Your not wrong hodgie, have been looking for a good while now and am yet to find a relatively standard example. Ideally uk spec model too  just to make things harder!!


----------



## davewelch00 (Sep 25, 2008)

nismo22 said:


> I bought my 34 GTR at 21, only way i got insured was to get trade insurance with my dad an brother on the policy...

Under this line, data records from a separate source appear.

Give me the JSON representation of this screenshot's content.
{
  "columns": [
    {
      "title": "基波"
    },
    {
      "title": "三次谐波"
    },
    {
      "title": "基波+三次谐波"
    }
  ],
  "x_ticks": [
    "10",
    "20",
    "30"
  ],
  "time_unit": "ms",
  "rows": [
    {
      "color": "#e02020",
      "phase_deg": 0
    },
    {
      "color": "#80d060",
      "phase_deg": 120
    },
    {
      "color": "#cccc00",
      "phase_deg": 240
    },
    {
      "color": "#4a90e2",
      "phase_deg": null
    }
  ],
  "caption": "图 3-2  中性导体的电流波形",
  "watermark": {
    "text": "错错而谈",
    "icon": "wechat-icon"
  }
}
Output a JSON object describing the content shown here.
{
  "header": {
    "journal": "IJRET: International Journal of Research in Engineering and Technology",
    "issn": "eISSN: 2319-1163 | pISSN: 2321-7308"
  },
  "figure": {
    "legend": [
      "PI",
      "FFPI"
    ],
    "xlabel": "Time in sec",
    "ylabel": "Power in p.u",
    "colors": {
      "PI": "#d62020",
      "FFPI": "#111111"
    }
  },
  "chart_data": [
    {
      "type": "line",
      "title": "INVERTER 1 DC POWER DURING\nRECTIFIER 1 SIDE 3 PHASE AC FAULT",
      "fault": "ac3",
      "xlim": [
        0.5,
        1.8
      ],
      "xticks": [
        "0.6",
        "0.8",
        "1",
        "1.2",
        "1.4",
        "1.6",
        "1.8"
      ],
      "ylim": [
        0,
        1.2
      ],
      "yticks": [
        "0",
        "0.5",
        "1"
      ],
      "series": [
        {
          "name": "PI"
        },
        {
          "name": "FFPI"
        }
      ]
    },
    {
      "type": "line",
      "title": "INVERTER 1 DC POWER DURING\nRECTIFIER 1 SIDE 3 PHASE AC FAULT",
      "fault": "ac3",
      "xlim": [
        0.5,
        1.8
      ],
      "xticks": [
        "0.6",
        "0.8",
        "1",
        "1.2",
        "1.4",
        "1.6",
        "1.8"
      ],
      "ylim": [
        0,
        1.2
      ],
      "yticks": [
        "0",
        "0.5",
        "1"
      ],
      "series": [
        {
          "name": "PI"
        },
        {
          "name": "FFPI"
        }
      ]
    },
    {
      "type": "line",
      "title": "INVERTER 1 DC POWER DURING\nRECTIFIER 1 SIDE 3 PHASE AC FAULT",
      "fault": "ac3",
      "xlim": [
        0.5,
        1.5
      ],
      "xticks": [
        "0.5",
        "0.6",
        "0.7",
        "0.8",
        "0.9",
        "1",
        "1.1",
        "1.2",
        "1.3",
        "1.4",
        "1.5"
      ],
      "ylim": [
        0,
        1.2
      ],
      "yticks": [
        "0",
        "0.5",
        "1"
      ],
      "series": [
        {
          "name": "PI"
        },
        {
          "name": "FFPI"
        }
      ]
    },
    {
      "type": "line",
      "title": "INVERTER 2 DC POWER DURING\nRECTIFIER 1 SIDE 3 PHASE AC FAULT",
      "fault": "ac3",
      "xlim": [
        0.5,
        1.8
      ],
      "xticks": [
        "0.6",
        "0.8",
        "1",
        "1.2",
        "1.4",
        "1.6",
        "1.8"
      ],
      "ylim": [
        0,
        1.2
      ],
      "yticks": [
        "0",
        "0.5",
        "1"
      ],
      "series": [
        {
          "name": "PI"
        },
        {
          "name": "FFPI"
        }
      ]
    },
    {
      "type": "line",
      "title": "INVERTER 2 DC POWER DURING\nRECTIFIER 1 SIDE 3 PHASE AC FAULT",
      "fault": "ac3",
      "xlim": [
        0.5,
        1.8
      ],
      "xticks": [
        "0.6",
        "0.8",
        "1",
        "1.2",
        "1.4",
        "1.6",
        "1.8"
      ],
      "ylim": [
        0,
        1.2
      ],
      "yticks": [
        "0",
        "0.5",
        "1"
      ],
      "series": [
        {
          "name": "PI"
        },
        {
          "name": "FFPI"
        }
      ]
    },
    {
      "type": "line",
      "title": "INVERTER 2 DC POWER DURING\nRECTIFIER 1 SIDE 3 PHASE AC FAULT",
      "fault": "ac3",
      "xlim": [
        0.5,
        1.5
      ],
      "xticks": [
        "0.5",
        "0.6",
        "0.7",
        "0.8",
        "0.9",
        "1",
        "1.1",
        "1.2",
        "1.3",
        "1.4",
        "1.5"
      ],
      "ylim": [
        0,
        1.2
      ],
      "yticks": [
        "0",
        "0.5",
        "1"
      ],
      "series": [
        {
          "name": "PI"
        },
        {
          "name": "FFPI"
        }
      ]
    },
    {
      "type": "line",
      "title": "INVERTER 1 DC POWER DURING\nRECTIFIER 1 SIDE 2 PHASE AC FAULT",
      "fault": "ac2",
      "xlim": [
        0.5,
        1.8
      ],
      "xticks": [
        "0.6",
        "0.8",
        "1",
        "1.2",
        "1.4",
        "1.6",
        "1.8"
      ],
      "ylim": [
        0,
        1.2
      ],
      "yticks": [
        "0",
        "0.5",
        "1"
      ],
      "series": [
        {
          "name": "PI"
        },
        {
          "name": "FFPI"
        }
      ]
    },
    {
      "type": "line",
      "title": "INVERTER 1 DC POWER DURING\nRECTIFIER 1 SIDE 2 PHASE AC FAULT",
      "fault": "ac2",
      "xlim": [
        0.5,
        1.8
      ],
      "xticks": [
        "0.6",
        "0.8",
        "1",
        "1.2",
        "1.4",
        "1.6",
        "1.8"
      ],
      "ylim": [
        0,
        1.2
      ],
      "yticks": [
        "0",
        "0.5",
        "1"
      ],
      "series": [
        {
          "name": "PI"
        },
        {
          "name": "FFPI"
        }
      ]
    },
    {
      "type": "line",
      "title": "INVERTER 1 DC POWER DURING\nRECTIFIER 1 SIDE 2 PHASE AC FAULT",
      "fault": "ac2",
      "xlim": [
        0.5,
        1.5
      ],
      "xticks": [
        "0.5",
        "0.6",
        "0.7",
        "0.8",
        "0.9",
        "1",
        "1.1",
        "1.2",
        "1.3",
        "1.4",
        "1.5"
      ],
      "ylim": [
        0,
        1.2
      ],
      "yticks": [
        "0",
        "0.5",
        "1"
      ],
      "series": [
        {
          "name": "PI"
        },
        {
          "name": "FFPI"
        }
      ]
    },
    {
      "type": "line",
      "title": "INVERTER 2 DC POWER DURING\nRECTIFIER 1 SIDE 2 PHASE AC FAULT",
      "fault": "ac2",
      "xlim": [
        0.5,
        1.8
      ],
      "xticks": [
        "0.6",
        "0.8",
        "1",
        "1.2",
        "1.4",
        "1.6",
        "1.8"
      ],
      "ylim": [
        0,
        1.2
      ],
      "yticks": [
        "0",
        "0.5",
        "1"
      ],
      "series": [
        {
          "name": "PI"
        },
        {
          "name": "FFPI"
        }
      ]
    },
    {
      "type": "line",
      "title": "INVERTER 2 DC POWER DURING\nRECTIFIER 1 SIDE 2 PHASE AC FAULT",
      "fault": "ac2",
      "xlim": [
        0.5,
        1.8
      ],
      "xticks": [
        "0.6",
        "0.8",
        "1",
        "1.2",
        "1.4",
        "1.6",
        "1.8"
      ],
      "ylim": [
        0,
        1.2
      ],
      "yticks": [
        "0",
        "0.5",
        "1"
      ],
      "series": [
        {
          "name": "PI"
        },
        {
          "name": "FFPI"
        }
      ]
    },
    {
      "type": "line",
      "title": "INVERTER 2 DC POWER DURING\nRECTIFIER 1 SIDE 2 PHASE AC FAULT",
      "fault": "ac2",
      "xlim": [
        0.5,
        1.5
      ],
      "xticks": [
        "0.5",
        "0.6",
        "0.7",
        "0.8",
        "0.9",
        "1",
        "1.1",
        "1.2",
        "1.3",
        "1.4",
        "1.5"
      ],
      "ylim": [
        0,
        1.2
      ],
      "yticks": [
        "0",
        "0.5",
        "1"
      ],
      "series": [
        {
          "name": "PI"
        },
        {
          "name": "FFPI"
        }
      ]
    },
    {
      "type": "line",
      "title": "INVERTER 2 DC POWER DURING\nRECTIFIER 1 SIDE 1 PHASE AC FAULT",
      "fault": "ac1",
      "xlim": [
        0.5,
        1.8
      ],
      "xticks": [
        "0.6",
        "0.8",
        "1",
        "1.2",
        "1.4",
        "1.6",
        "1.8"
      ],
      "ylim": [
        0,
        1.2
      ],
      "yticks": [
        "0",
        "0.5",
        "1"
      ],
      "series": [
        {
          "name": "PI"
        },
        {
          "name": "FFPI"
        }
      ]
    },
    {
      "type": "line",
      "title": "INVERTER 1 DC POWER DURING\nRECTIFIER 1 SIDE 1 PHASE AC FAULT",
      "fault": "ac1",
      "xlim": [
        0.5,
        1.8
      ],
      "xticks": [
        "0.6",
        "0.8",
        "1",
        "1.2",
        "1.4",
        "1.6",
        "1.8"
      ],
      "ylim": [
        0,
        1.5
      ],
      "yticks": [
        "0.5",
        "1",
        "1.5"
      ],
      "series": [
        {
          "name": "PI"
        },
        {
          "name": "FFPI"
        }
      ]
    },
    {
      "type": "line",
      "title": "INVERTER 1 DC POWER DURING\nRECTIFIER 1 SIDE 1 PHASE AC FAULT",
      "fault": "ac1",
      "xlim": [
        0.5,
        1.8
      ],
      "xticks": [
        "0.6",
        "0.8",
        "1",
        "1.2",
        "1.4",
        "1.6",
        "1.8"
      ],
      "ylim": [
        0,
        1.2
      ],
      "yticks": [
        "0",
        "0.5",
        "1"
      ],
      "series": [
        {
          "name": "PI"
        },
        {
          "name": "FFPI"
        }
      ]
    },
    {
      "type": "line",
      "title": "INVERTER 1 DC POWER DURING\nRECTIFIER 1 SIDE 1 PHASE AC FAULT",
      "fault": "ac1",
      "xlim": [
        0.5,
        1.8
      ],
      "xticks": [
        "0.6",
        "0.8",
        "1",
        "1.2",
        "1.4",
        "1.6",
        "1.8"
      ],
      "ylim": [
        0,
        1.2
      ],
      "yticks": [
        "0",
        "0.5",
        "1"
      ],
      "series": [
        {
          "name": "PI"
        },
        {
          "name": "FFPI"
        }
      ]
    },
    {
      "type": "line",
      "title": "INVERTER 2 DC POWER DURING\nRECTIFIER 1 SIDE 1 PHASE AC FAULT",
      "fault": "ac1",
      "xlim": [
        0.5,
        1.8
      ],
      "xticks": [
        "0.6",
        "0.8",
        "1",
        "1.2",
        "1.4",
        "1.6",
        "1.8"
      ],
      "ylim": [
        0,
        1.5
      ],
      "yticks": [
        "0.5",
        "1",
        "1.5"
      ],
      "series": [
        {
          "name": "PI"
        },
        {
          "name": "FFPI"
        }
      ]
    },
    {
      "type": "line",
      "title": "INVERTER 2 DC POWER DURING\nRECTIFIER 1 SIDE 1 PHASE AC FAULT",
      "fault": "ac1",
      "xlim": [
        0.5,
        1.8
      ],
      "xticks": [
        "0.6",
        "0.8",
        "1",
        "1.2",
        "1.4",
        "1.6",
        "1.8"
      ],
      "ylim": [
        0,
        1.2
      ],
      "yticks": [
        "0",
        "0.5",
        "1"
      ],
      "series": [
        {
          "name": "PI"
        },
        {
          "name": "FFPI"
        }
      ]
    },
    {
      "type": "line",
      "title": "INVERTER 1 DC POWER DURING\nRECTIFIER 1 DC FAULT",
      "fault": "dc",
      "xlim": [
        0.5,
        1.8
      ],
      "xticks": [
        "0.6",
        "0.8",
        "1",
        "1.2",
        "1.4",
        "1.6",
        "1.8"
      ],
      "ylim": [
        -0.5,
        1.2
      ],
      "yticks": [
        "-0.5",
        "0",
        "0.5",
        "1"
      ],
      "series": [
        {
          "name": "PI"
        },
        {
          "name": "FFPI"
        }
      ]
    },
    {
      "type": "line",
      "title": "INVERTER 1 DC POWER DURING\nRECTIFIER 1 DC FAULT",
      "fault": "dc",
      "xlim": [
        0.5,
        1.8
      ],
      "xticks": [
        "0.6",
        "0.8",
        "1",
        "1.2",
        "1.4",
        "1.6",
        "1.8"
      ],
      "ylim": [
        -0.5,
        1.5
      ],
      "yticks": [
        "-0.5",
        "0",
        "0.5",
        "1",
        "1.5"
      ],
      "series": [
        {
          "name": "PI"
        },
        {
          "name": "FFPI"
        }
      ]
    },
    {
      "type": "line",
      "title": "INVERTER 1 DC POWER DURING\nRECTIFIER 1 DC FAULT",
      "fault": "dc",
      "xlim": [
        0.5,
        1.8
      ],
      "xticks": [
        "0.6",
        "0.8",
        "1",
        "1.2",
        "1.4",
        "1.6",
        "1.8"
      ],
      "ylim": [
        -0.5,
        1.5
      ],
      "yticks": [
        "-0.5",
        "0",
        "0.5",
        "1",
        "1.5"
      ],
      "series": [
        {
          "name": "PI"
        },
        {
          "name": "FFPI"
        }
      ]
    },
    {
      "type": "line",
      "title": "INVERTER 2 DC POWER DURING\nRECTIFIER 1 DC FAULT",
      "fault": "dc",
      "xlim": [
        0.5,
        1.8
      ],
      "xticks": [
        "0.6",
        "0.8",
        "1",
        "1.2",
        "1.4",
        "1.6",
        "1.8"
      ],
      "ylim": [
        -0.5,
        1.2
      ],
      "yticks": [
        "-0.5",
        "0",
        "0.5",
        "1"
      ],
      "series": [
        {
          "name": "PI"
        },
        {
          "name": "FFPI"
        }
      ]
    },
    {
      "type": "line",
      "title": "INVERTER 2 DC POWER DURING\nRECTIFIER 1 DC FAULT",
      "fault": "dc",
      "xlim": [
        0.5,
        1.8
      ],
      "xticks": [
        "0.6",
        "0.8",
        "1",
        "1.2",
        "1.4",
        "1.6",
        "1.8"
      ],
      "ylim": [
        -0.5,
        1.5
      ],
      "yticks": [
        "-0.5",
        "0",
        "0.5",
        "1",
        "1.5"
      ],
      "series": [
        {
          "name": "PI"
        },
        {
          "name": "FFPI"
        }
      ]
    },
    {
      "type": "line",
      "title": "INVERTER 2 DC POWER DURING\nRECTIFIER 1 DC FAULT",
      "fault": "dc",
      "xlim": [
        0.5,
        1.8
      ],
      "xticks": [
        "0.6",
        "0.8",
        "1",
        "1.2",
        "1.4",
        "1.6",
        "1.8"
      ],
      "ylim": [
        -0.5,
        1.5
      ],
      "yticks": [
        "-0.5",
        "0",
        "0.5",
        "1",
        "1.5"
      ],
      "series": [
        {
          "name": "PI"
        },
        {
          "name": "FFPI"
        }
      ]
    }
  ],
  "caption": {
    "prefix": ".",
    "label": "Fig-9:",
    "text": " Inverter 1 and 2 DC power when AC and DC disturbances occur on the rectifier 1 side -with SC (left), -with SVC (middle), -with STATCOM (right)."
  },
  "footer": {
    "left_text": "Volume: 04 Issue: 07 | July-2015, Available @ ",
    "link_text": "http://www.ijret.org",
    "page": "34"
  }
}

Presumably, trader does not mean solely car sales then, I could have my own ebay store for example sellingg odds and ends, or an online business??


----------



## asiasi (Dec 22, 2007)

No mate,motor trade insurance only.


----------



## GTR FREAK! (May 15, 2008)

ASIASI - afraid your wrong there. My uncles all have trade insurance as they have building businesses, therfore no motor trade necessary


----------



## davewelch00 (Sep 25, 2008)

Thats what I was thinking GTR Freak, so the trade could be something as simple as a home business??


----------



## asiasi (Dec 22, 2007)

Learn something new every day,apologies.


----------



## see_no_evo (Sep 10, 2007)

surley you would have to show that u use the cars for trade use aswell?? i am just askin?


----------



## G40tee (Feb 25, 2008)

from what i have seen the business has to have some use of cars, etc valeters, builders with work cars, mechanics etc.

have a look on tradex website, google 'tradex' that will give you a list of what kinds of businesses they insure.


----------



## davewelch00 (Sep 25, 2008)

What are the main diffrencees between the R33 and R34 please? As ive said im aiming for a 34, but there seems to be quite substantial savings with current 33 prices.


----------